A B.C. Supreme Court judge has overturned the will of a man who left all of his assets to his only son, neglecting his four daughters.

In a ruling posted on the court website Tuesday, Justice Randall Wong said that the deceased failed in being fair to the four women and ordered the inheritance to be divided among the five children.

Despite the dying man's wishes, the judge found that the will had to be "based on contemporary moral standards."

'Their father was a hard and rigid man who ruled his family, and especially the women, with an iron fist.'—B.C. Supreme Court Justice Randall Wong

The daughters challenged the will of William Werbenuk, who died in 2008 at the age of 86.

He named his only son, Randall, as the sole inheritor and the executor of the will, which included instructions for several estates, farmland in Saskatchewan and a valuable violin collection, as well as a house worth about $430,000.

Wong noted in his ruling that the father terrorized his daughters and made them wash his feet.

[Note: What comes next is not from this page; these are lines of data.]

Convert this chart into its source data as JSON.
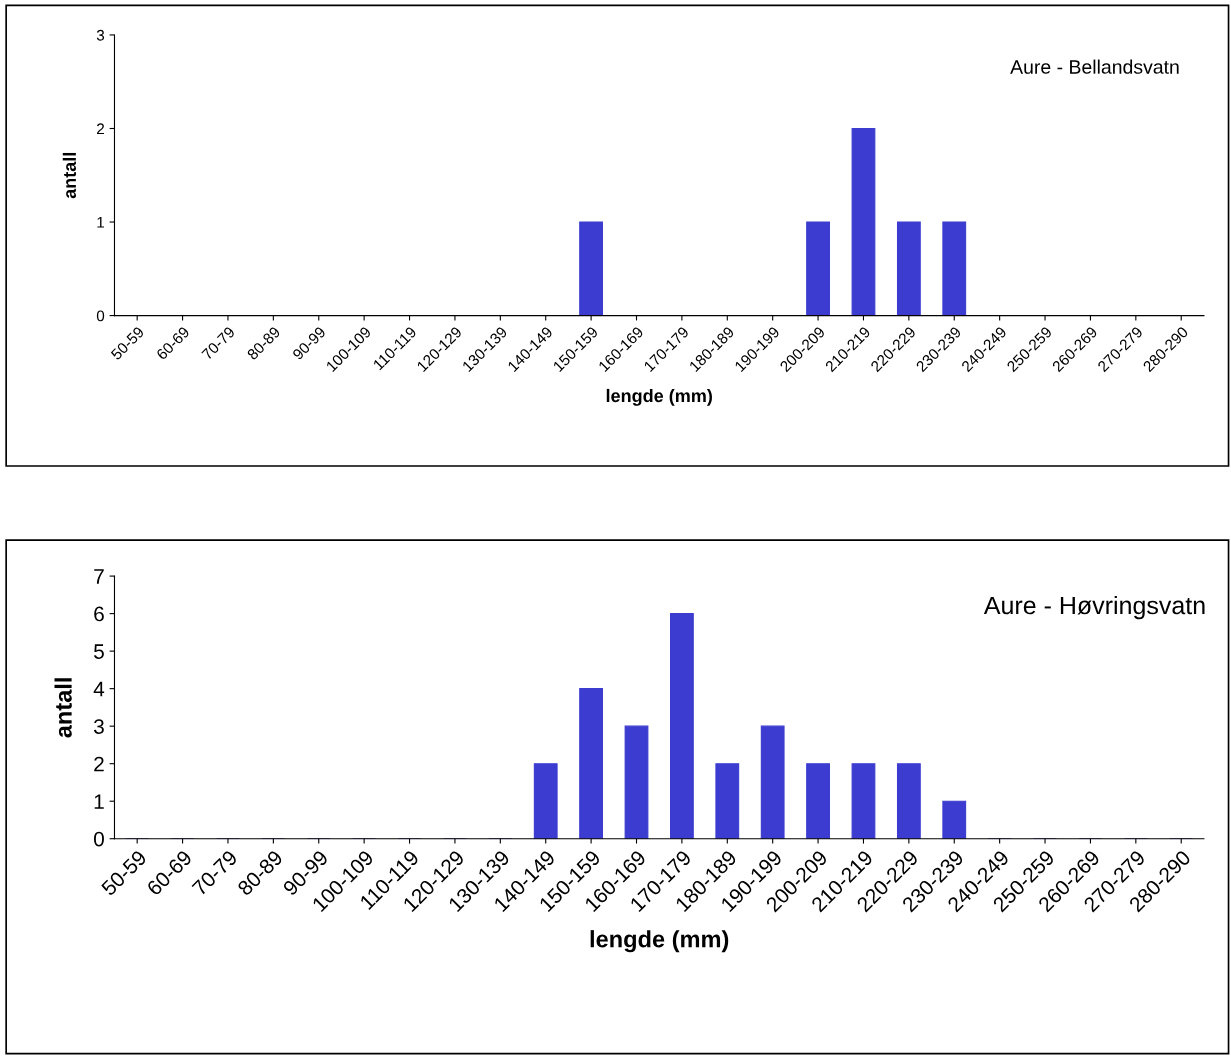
{
  "chart_data": [
    {
      "type": "bar",
      "xlabel": "lengde (mm)",
      "ylabel": "antall",
      "annotations": [
        "Aure - Bellandsvatn"
      ],
      "categories": [
        "50-59",
        "60-69",
        "70-79",
        "80-89",
        "90-99",
        "100-109",
        "110-119",
        "120-129",
        "130-139",
        "140-149",
        "150-159",
        "160-169",
        "170-179",
        "180-189",
        "190-199",
        "200-209",
        "210-219",
        "220-229",
        "230-239",
        "240-249",
        "250-259",
        "260-269",
        "270-279",
        "280-290"
      ],
      "values": [
        0,
        0,
        0,
        0,
        0,
        0,
        0,
        0,
        0,
        0,
        1,
        0,
        0,
        0,
        0,
        1,
        2,
        1,
        1,
        0,
        0,
        0,
        0,
        0
      ],
      "color": "#3c3cd0",
      "ylim": [
        0,
        3
      ],
      "yticks": [
        0,
        1,
        2,
        3
      ],
      "grid": false,
      "legend": false
    },
    {
      "type": "bar",
      "xlabel": "lengde (mm)",
      "ylabel": "antall",
      "annotations": [
        "Aure - Høvringsvatn"
      ],
      "categories": [
        "50-59",
        "60-69",
        "70-79",
        "80-89",
        "90-99",
        "100-109",
        "110-119",
        "120-129",
        "130-139",
        "140-149",
        "150-159",
        "160-169",
        "170-179",
        "180-189",
        "190-199",
        "200-209",
        "210-219",
        "220-229",
        "230-239",
        "240-249",
        "250-259",
        "260-269",
        "270-279",
        "280-290"
      ],
      "values": [
        0,
        0,
        0,
        0,
        0,
        0,
        0,
        0,
        0,
        2,
        4,
        3,
        6,
        2,
        3,
        2,
        2,
        2,
        1,
        0,
        0,
        0,
        0,
        0
      ],
      "color": "#3c3cd0",
      "ylim": [
        0,
        7
      ],
      "yticks": [
        0,
        1,
        2,
        3,
        4,
        5,
        6,
        7
      ],
      "grid": false,
      "legend": false
    }
  ]
}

"The evidence of all of the daughters indicate that their father was a hard and rigid man who ruled his family, and especially the women, with an iron fist," Wong said in his ruling. "He was a racist whose will and personality dominated his family."

Werbenuk wrote in his will that his son had looked after him for a long time and deserved his inheritance.

Wong found that the daughters ought to be compensated for their father's behaviour.

The ruling orders the son to return the guns and tools given to him by his father and for those assets to be divided among the siblings.